Almost everyone has felt a temporary ringing in the ears – and we all know it is annoying. Sadly, for roughly one in six Americans, that annoyance is much more long-lasting. Nearly 50 million people in the U.S. have experienced tinnitus, a condition commonly described as constant ringing, roaring, clicking or buzzing in the ear. Now acknowledged as a potential side effect of COVID-19, that number is expected to rise.
In short, tinnitus is likely more pervasive than you think. How do we confront this as part of the health community? Luckily, tinnitus can be treatable with access to hearing health benefits. Health plans can help reduce the number of sufferers by providing those benefits and increasing member education, ultimately leading to healthier outcomes long term. Among the many reasons why addressing common audiological issues is important, here are some of the most compelling.
Side Effects Might Be More Harmful Than You Think
Those experiencing tinnitus might describe the sensation as irritating or distracting. Though certainly true, audiological issues often trigger more than just a personal annoyance. Depression, anxiety, sleep disturbances and poor concentration are common side effects of tinnitus – and sufferers may not even notice the correlation.
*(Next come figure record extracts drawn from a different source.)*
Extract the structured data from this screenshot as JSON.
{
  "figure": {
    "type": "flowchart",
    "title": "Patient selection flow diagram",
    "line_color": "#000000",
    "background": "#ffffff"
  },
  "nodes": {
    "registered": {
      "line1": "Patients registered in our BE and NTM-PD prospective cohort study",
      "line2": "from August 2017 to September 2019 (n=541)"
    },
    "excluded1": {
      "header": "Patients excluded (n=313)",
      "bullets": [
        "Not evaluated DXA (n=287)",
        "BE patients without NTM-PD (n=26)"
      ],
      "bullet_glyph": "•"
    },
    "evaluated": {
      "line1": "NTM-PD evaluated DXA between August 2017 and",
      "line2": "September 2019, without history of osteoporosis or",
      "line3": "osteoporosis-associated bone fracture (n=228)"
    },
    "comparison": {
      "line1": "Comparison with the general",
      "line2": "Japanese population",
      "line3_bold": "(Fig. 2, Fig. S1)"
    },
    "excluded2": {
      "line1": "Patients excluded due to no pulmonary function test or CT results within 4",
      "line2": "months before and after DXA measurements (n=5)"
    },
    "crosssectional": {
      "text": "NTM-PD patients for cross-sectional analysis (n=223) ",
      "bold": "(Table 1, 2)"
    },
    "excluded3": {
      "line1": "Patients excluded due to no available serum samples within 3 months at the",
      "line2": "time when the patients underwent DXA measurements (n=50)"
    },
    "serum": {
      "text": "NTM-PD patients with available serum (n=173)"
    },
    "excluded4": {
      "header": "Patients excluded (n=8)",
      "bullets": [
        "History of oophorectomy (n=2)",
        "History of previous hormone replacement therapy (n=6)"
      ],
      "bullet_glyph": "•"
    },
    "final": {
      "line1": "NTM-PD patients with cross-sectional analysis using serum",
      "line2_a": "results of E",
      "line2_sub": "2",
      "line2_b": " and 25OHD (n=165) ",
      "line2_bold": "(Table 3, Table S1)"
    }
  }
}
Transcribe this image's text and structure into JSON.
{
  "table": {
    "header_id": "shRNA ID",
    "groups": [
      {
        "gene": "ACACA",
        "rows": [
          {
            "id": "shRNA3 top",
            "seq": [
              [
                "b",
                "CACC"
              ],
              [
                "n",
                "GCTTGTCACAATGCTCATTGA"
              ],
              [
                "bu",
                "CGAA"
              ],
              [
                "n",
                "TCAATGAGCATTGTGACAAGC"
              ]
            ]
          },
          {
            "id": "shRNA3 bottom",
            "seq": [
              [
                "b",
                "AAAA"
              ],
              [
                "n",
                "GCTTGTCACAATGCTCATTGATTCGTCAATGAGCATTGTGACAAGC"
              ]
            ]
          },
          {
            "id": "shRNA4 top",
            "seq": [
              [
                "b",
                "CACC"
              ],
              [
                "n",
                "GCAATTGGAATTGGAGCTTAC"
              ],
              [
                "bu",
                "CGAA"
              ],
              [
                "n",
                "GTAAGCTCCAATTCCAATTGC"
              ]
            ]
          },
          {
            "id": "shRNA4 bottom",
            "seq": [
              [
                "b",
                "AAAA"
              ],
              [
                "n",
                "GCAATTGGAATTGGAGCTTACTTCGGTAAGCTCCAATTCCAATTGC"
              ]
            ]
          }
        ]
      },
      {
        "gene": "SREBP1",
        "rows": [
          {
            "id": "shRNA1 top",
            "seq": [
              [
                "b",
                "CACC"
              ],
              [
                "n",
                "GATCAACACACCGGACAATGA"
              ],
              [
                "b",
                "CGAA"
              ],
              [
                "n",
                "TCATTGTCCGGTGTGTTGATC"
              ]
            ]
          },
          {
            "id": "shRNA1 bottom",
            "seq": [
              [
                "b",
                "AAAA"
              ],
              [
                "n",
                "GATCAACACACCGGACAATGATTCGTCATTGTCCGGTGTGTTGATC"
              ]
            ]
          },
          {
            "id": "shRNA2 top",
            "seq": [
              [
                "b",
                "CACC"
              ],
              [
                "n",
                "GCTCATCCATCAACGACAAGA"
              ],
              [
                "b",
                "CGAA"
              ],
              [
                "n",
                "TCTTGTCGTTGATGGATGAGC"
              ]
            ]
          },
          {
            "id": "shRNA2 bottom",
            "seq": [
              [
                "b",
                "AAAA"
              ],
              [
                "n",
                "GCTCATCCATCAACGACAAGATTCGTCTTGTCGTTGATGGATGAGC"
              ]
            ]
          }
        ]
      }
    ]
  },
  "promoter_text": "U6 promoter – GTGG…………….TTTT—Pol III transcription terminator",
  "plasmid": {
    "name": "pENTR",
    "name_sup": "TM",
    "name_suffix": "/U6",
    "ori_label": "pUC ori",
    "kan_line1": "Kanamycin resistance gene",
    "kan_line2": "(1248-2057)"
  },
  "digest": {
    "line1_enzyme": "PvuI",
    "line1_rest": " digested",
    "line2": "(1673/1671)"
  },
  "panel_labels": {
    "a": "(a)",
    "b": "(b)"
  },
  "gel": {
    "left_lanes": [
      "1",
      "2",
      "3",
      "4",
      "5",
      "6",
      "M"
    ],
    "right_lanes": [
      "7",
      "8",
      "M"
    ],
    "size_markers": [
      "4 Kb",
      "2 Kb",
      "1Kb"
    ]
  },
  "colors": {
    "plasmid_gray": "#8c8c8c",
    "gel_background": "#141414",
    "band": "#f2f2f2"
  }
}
Social connection and workplace productivity typically diminish, too, which can impact both professional career growth and personal wellbeing. Providing treatment for tinnitus to prevent members from letting the issue linger is an important consideration, and one that can lead to improved wellness and plan satisfaction.
Solutions Are Available and Affordable
Dozens of possible causes for tinnitus exist, including hearing loss, ear and sinus infections, heart disease, hormonal changes and even buildup of earwax. As tinnitus can present itself in a number of ways, approximately 15% of the public has struggled with this false and uncomfortable perception of sound. Sufferers often don’t realize that a simple solution like hearing aids can actually work to reduce the sensation, as certain devices have programs designed to mask the sounds with white noise. A trained provider can help mitigate individual concerns by adjusting the programs to focus on specific frequencies that match the patient’s symptoms. Though hearing aids aren’t the perfect solution for everyone, offering access to an affordable hearing health plan can lower costs and increase the likelihood that members seek help. In general, encouraging medical consultation through available benefits could be life changing for many.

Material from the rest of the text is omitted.